When ranking scintillating baseball action, the sacrifice bunt would probably come in slightly ahead of the balk and the walk but well behind the triple and upper-deck home run.
It has, nevertheless, consumed considerable practice time for years in spring training and minor-league ballparks across the country. It has also often been a valuable tool for a team in need of a single run late in games. The sacrifice bunt has also been the action most likely to have some measure of success for a pitcher with a bat in his hands, which is why it is often ordered by a manager.
The truth about the sacrifice bunt as we begin the third decade of the 21st century is that it has become an endangered species. It actually was already endangered in the American League, the longtime home of the designated hitter.

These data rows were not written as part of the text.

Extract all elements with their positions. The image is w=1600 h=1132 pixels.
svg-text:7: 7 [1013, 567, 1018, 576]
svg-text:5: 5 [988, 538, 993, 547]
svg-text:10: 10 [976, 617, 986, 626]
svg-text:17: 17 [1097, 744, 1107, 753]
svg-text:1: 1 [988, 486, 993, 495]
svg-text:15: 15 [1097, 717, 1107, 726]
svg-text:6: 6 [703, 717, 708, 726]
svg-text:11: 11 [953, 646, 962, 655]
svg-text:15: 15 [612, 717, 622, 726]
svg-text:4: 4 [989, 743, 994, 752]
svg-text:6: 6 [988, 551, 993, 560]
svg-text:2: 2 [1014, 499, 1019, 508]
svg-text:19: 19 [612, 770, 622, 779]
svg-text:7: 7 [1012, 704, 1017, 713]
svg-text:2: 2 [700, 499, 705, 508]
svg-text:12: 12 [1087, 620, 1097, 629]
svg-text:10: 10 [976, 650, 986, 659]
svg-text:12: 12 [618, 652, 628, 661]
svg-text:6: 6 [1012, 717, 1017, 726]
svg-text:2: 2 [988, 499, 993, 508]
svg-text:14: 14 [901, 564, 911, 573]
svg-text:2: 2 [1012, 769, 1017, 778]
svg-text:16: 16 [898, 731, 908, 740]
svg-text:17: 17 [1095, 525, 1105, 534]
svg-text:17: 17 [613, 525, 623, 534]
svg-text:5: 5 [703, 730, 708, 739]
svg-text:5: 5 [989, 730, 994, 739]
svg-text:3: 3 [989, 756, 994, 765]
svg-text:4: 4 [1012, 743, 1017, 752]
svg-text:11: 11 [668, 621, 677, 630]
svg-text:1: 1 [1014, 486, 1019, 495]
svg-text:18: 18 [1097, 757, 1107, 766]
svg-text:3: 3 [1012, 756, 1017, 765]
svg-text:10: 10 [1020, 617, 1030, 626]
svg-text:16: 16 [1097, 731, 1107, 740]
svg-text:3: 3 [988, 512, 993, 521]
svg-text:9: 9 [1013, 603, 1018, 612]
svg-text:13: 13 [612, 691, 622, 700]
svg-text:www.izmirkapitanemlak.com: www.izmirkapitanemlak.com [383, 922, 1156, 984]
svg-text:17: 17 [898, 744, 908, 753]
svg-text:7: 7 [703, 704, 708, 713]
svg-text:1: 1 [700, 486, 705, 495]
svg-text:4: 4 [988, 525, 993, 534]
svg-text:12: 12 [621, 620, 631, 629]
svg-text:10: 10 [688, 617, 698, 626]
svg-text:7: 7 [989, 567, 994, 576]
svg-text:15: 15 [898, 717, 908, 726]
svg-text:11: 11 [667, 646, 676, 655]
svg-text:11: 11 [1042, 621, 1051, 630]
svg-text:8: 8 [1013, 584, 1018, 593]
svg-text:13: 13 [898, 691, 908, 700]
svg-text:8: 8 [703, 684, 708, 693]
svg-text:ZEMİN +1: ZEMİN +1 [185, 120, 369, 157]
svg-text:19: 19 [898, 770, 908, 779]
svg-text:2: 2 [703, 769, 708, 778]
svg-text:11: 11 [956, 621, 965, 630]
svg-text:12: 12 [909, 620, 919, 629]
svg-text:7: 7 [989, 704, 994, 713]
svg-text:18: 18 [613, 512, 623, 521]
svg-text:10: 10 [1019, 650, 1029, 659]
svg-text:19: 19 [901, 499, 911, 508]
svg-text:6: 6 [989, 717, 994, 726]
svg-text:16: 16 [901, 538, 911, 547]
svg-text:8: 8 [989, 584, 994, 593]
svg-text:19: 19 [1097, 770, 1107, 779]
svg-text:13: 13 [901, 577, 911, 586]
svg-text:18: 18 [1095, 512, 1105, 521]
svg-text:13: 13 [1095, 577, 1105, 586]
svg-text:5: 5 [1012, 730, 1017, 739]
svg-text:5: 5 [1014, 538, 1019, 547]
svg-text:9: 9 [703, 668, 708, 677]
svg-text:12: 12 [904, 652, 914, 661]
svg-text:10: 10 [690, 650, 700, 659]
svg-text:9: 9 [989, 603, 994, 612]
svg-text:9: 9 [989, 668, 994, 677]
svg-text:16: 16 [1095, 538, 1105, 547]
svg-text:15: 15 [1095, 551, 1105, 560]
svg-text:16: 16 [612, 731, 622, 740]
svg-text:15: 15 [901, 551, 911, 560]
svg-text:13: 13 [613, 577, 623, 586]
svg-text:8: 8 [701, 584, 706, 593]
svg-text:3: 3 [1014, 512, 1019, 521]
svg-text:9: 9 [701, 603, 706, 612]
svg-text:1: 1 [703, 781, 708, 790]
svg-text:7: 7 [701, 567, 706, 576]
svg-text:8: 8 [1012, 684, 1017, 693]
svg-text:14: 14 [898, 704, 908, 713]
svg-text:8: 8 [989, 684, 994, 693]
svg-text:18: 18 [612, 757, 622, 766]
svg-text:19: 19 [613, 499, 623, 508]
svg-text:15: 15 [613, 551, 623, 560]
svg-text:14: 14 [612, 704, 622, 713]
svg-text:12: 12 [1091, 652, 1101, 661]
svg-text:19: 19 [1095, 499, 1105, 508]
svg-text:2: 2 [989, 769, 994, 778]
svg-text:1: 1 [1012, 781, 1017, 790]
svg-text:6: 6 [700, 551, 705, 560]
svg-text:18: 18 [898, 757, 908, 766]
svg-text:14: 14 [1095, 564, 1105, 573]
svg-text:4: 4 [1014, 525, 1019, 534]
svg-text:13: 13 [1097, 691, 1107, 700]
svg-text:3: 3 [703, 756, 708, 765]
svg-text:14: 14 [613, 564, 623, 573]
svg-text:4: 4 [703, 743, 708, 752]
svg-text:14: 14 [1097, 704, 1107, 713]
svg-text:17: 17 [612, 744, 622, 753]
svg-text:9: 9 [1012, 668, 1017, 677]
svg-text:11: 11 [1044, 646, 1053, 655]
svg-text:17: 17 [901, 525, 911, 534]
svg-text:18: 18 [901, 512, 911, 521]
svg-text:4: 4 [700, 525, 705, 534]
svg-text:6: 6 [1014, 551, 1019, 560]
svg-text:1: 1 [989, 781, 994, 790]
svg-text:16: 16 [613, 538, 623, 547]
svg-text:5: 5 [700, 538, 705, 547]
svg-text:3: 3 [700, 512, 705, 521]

In 2010, Texas led the American League with 53 sacrifice bunts and Toronto was last in the league with 16. A year ago, Cleveland led the league with 40 and the Los Angeles Angels were last with just four. With 15 sacrifice bunts, Los Angeles Dodgers pitcher Clayton Kershaw had more than nine American League teams.
And now, for the first time and likely for the rest of time, the National League also will use the designated hitter this season. That’s sure to mean fewer sacrifice bunts overall, especially since so many analytically driven teams are opposed to the idea anyway.
There is one thing, however, that could save the sacrifice for at least this season.
Baseball’s 2020 extra-inning rule should make the leadoff bunt at least a little bit enticing.
“We talk about it a lot,” Phillies manager Joe Girardi said. “I kind of walk around and ask the coaches their thoughts on it because it’s new for all of us. I know it has happened in the minor leagues, but it’s new for all of us. It’s going to be interesting. I just hope that if we do get into extra innings that we’re the home team every time.”
The rule is this: Once the game goes to extra innings, the batter who made the last out the previous inning begins the inning at second base.
Move him to third with a bunt and there are a long list of ways for him to score.
“I still think the real advantage is being the home team,” Girardi said. “I also think you have to look at each game different depending on who you have left in your bullpen and who is up [at the plate] and that sort of thing.”
Some of that is true and some of that is open for debate.
You’re not going to ask Bryce Harper, Rhys Hoskins, or J.T. Realmuto to bunt when they also have a decent chance of hitting the ball out of the park. Didi Gregorius might fit into that category, too. But being the home team might not be as big of an advantage as Girardi thinks.
During his 10 seasons as Yankees manager, Girardi’s teams went 26-28 at home in extra innings and 31-31 on the road. Having the home-field advantage in extra innings a year ago actually was not an overall advantage. Road teams last season went 106-99 in extra-inning games and they lost only 19 times after scoring first.
That means getting the runner to third with one out via the sacrifice bunt could be a very valuable endeavor in the top half of an extra inning. Sure, the home team will also get to start the inning with a runner at second, but the pressure on the hitter becomes greater if his team is trailing.
In research of every extra-inning game from a year ago, it was rare to find instances where the home team was willing to use the sacrifice bunt to move a runner into scoring position. The road team almost never used the sacrifice bunt, and that made sense.
That will probably still be the way things go in 2020, but Girardi, who was considered a master of the sacrifice bunt during his career, said he will at least consider moving the runner to third to start the top half of an extra inning.
“I think you have to think about it,” Girardi said. “We’ve had guys practice bunting -- guys we would anticipate that might bunt in a situation like that. The hard thing about bunting today is the [velocity] in the game. It makes it really difficult and you get into those late-inning [pitchers] and it can be really difficult. It’s something we are going to have to take each game separate and evaluate all the parameters we have in front of us and make the best decision.”